You can imagine that this may require us to modify the cost function. For example, for logistic regression, you would need to multiple each individual cross entropy by the weight for that sample.

#### $$J_{weighted} = \sum_{i=1}^N w_i\Big[t_ilogy_i +(1-t_i)log(1-y_i) \Big]$$

For the decision tree, luckily the scikit learn API already allows us to pass in sample weights to our fit function!
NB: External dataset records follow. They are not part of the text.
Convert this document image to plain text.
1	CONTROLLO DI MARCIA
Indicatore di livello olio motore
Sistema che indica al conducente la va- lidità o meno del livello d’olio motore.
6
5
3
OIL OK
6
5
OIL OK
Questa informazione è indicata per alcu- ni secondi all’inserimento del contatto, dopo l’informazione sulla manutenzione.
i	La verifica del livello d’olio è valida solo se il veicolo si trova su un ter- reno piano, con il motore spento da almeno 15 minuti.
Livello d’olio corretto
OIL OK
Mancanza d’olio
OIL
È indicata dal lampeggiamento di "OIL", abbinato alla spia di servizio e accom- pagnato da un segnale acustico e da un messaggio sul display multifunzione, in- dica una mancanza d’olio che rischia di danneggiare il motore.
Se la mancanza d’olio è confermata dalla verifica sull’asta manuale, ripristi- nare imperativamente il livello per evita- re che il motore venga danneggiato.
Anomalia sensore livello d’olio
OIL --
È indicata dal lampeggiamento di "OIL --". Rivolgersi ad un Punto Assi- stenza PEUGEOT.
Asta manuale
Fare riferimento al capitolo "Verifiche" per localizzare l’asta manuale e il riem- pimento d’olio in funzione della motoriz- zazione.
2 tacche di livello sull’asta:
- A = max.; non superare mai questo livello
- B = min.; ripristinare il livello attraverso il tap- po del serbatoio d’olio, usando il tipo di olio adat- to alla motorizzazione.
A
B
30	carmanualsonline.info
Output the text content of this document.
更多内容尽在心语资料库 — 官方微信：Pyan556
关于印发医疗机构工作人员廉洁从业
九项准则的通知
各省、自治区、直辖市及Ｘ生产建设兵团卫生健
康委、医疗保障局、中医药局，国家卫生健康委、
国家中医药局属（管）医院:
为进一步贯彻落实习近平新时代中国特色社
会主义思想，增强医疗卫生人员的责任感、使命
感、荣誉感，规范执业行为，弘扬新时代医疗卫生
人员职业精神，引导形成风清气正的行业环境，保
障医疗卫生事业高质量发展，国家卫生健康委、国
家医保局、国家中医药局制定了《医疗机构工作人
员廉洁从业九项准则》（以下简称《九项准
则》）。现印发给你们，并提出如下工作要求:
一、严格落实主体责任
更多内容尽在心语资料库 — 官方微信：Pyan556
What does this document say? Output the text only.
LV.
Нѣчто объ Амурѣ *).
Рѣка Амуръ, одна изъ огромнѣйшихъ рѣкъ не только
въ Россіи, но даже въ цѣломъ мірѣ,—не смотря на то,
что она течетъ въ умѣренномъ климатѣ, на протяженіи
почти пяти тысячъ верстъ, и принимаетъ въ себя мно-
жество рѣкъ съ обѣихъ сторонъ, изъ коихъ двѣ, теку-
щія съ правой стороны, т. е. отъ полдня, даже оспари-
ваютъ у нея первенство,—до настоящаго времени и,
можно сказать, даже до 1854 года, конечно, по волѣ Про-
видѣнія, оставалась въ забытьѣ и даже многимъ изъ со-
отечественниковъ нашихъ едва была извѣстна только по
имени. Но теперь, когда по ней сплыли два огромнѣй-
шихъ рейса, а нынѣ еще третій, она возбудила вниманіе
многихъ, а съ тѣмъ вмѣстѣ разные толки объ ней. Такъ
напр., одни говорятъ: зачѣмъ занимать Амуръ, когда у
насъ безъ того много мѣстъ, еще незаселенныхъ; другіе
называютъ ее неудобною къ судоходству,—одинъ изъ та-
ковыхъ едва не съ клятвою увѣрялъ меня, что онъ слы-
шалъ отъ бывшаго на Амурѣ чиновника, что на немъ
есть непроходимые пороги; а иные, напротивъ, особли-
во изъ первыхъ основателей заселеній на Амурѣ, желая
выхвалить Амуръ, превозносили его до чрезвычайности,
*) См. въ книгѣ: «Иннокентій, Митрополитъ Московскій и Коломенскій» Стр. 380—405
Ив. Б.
Once we have trained the base model (on all data $X,Y$ with weights $w_i$, where $i=1..N$), we calculate its error weighted by $w_i$. We then compute $\alpha_m$, which represents how important this base model is to the final model as a function of the error. Note that if we had less error (our model was more accurate) then $\alpha_m$ should be bigger. Then we store $\alpha_m$ and we store the base model $f_m$. Once the loop is done, and we hit the specified number of base models, we exit the loop and we are done training. 

<br>
### 1.2.1 AdaBoost Pseudocode 
---
**Explained/with Equations**
* We want to start by giving $w_i$ a uniform distribution, so each sample has equal importantance. 
* Then in a loop, we create a base model $f_m$ and train it on all the data with the weights in $w$
* We then calculate the error for this iteration, $\epsilon_m$, which is also weighted by the sample weights
#### $$\epsilon_m = \frac{\sum_{i=1}^N w_i I(y_i \neq f_m(x_i))}{\sum_{i=1}^N w_i}$$
* We calculate $\alpha_m$ which is the log ratio of the weighted correct rate to the weighted error rate. 
#### $$\alpha_m = \frac{1}{2}log \Big[\frac{1-\epsilon_m}{\epsilon_m} \Big]$$
* Essentially this means that if the model is more correct, it gets a higher weight $\alpha$
* Note, the sum over $w$ when we calculate the error rate $\epsilon$ is not necessary if we normalize $w$ like we do in the second last step. It is left there for completion sake, and to remember that the error will be a number between 0 and 1. 
* Next, we update the $w_i$'s. We can see that if we are correct, the $y_i$ and $f_m(x_i)$ are the same sign, hence $w_i$ decreases. If we are wrong, then $y_i$ and $f_m(x_i)$ are of opposite signs, so $w_i$ increases. This is why we require the targets to be either -1 or +1.
#### $$w_i = w_i* exp\Big[-\alpha_my_if_m(x_i)\Big], i =1,...,N$$
* We then normalize $w$ because we treat it like a probability distribution 
#### $$w_i = \frac{w_i}{\sum_{i=1}^N w_i}$$
* The last step is to save $\alpha_m$ and $f_m(x)$

**Pseudocode**
```
Initialize w[i] = 1\N for i=1..N
for m=1..M:
  Fit f_m(x) with sample weights w[i]
  e_m = (w * (y != f_m(x) )) / w
  a_m = 0.5 * log((1 - e_m) / e_m)
  w = exp(-a_m * y * f_m(x))
  save a_m, f_m(x)
```

---

We can notice that the Adaboost algorithm is very specific to binary classification, requiring the two classes to be **{-1, +1}**. There are extensions in literature that discuss adaboost modifications for multiclass classification and regression. Our goal is just to get the main idea down. If you do desire to work with adaboost for multiclass classification or regression, scikit learn comes packaged with those already. As with random forest, the authors recommend using trees as the ideal base model, but linear classifiers are common as well.